PARKERSBURG, W.Va. — The head of Wood County’s economic development body will accompany state leaders next week to Brazil to meet with the company looking to build an ethane cracker plant here.

Cam Huffman, president and chief executive officer of the Area Roundtable, will make the trip from Nov. 10-14 along with West Virginia Gov. Earl Ray Tomblin, Commerce Secretary Keith Burdette and others.

“We’re going to meet with Braskem’s U.S. management team … as well as Braskem and Odebrecht Brazil,” Huffman said.

The trip comes almost one year after Tomblin came to Wood County to announce that Brazil-based Odebrecht, which controls Braskem, was targeting the current SABIC Innovative Plastics site in Washington, W.Va., for a multibillion-dollar petrochemical complex centered around an ethane cracker.

A release from Tomblin’s office Thursday said the five-day trip will focus on “next steps associated with the development of Project A.S.C.E.N.T,” which stands for Appalachian Shale Cracker Enterprise.

“As Odebrecht continues to make significant progress, I remain optimistic this opportunity will be a game changer for our economy- bringing with it thousands of construction jobs, hundreds of permanent job opportunities and countless downstream developments that will usher in a manufacturing renaissance in the Mountain State,” the governor says in the release.

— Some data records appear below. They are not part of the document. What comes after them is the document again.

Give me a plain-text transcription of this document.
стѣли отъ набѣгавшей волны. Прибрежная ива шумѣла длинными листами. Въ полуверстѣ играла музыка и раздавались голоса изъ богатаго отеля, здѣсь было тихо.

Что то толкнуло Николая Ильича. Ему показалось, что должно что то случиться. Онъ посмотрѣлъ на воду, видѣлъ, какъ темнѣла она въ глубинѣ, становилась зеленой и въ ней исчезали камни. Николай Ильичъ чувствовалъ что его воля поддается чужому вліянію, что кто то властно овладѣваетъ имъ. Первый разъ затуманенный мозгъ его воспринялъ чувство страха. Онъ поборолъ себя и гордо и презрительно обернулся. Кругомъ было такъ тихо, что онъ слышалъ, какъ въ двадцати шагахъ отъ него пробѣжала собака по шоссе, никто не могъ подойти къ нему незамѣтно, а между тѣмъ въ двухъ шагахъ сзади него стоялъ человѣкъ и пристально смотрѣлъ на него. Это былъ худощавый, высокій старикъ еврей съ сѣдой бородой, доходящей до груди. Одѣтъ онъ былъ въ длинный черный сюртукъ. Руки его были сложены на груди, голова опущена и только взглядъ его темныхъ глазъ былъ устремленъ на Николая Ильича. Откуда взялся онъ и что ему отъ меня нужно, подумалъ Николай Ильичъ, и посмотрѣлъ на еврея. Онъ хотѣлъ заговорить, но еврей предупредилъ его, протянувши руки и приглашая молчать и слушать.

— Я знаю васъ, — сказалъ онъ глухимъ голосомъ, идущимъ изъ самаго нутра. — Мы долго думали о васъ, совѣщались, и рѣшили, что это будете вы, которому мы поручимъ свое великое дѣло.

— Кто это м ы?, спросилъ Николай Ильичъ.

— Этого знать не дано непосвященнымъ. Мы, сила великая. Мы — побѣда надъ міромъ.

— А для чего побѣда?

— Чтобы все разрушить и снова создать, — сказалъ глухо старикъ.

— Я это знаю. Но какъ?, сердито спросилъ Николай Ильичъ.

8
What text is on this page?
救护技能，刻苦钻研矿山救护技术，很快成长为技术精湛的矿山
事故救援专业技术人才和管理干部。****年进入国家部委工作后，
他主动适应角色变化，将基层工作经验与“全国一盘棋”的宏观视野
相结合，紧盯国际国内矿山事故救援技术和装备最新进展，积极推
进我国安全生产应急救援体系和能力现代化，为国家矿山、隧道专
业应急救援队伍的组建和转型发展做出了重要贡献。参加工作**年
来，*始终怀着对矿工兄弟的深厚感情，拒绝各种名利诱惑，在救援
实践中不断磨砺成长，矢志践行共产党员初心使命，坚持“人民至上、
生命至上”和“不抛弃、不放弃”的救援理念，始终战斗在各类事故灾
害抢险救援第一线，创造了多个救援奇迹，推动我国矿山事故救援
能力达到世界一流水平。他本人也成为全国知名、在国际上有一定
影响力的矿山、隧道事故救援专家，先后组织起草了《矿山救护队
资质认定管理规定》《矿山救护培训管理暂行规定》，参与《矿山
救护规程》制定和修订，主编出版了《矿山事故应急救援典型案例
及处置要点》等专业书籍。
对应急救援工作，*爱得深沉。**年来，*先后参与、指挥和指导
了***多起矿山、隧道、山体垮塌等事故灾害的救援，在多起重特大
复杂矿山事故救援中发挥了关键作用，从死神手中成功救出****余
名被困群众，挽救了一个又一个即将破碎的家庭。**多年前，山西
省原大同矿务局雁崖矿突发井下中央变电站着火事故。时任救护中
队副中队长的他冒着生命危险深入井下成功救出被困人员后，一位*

Burdette noted that Odebrecht officials have been to West Virginia “countless times.”

“It was time for us to go and meet with the leadership of the company,” he said. “(We will) discuss what we need to do in the months ahead to get them to a groundbreaking.”

A subsidiary of Odebrecht, A.S.C.E.N.T. has purchased the property, secured agreements with suppliers and is moving forward with various regulatory steps, but the project isn’t a done deal yet.

“They’re systematically moving forward,” Burdette said. “One by one, they’re ticking off their to-do list.”

Huffman said he doesn’t know that next week’s meetings will yield any indicators that a final decision has been made.

“I’d be hopeful for it,” he said. “They’re still spending money, which is a good thing.”